Но разума глубокий слух В безмолвье постигает дух, И в свете затаился звук: «Мы вышли из нетленных рук!»*

Мы вправе задуматься о том, мог бы Аддисон написать это после 1755 года, а если бы мог, стали бы люди с таким энтузиазмом петь этот гимн или нет. Мы слышали о стольких позднейших бедствиях, как природных, так и от рук людей, что можем продолжать его петь только по двум причинам: либо мы столь крепко усвоили положения естественного богословия, что нас не смущают свидетельства о невзгодах, либо мы еще не перестали думать. Но здесь я хочу подчеркнуть, что после 1755 года, как это показала Сьюзен Неймен в ее блестящей книге, история европейской философии стала историей попыток понять феномен зла. Именно после Лиссабона появилось ставшее для нас привычным разделение на категории естественного зла (цунами, землетрясение, ураган) и зла нравственного (гангстеры, террористы), и что еще важнее, все мучительные раздумья великих мыслителей Просвещения, таких как Вольтер и Руссо, как и обширные системы Канта и Гегеля, можно понять как попытку справиться с проблемой зла. И если мы пойдем дальше к Марксу и Ницше и к мыслителям XX века, в том числе еврейским, которые мучились над вопросом о смысле бытия после холокоста, мы увидим, что это продолжение все того же поиска нужных слов о мире, в котором существует зло.
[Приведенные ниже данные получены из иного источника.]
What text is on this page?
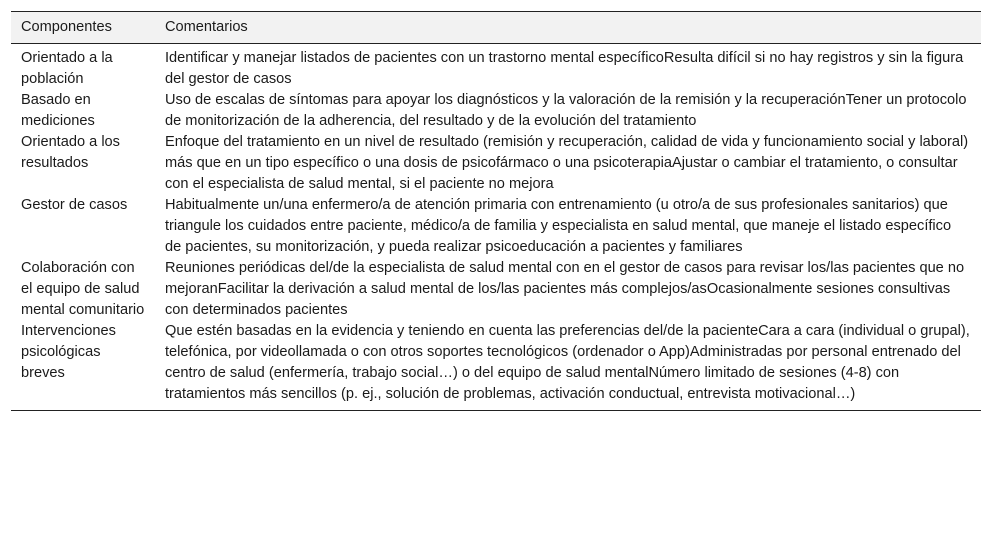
Componentes	Comentarios
Orientado a la población	Identificar y manejar listados de pacientes con un trastorno mental específicoResulta difícil si no hay registros y sin la figura del gestor de casos
Basado en mediciones	Uso de escalas de síntomas para apoyar los diagnósticos y la valoración de la remisión y la recuperaciónTener un protocolo de monitorización de la adherencia, del resultado y de la evolución del tratamiento
Orientado a los resultados	Enfoque del tratamiento en un nivel de resultado (remisión y recuperación, calidad de vida y funcionamiento social y laboral) más que en un tipo específico o una dosis de psicofármaco o una psicoterapiaAjustar o cambiar el tratamiento, o consultar con el especialista de salud mental, si el paciente no mejora
Gestor de casos	Habitualmente un/una enfermero/a de atención primaria con entrenamiento (u otro/a de sus profesionales sanitarios) que triangule los cuidados entre paciente, médico/a de familia y especialista en salud mental, que maneje el listado específico de pacientes, su monitorización, y pueda realizar psicoeducación a pacientes y familiares
Colaboración con el equipo de salud mental comunitario	Reuniones periódicas del/de la especialista de salud mental con en el gestor de casos para revisar los/las pacientes que no mejoranFacilitar la derivación a salud mental de los/las pacientes más complejos/asOcasionalmente sesiones consultivas con determinados pacientes
Intervenciones psicológicas breves	Que estén basadas en la evidencia y teniendo en cuenta las preferencias del/de la pacienteCara a cara (individual o grupal), telefónica, por videollamada o con otros soportes tecnológicos (ordenador o App)Administradas por personal entrenado del centro de salud (enfermería, trabajo social…) o del equipo de salud mentalNúmero limitado de sesiones (4-8) con tratamientos más sencillos (p. ej., solución de problemas, activación conductual, entrevista motivacional…)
К сожалению (на мой взгляд), продолжение этой линии мысли, которое превратилось в общепринятые представления западного мира, включая Великобританию и США, крайне неудовлетворительно. Я имею в виду представления о прогрессе, которые в возвышенной форме предложил Гегель, после чего, разбавленные водичкой, они стали частью повседневного мышления в современном мире. Мысль Гегеля можно сформулировать приблизительно таким образом: мир совершенствуется с помощью диалектического процесса (сначала А, тезис, потом В, антитезис, за которыми следует С, их синтез, и так далее). Все движется к лучшему, более полному и совершенному концу, и если на этом пути кто-то страдает в процессе развертывания диалектики, придется с этим смириться. Чтобы приготовить вкусный омлет, необходимо сначала разбить яйца.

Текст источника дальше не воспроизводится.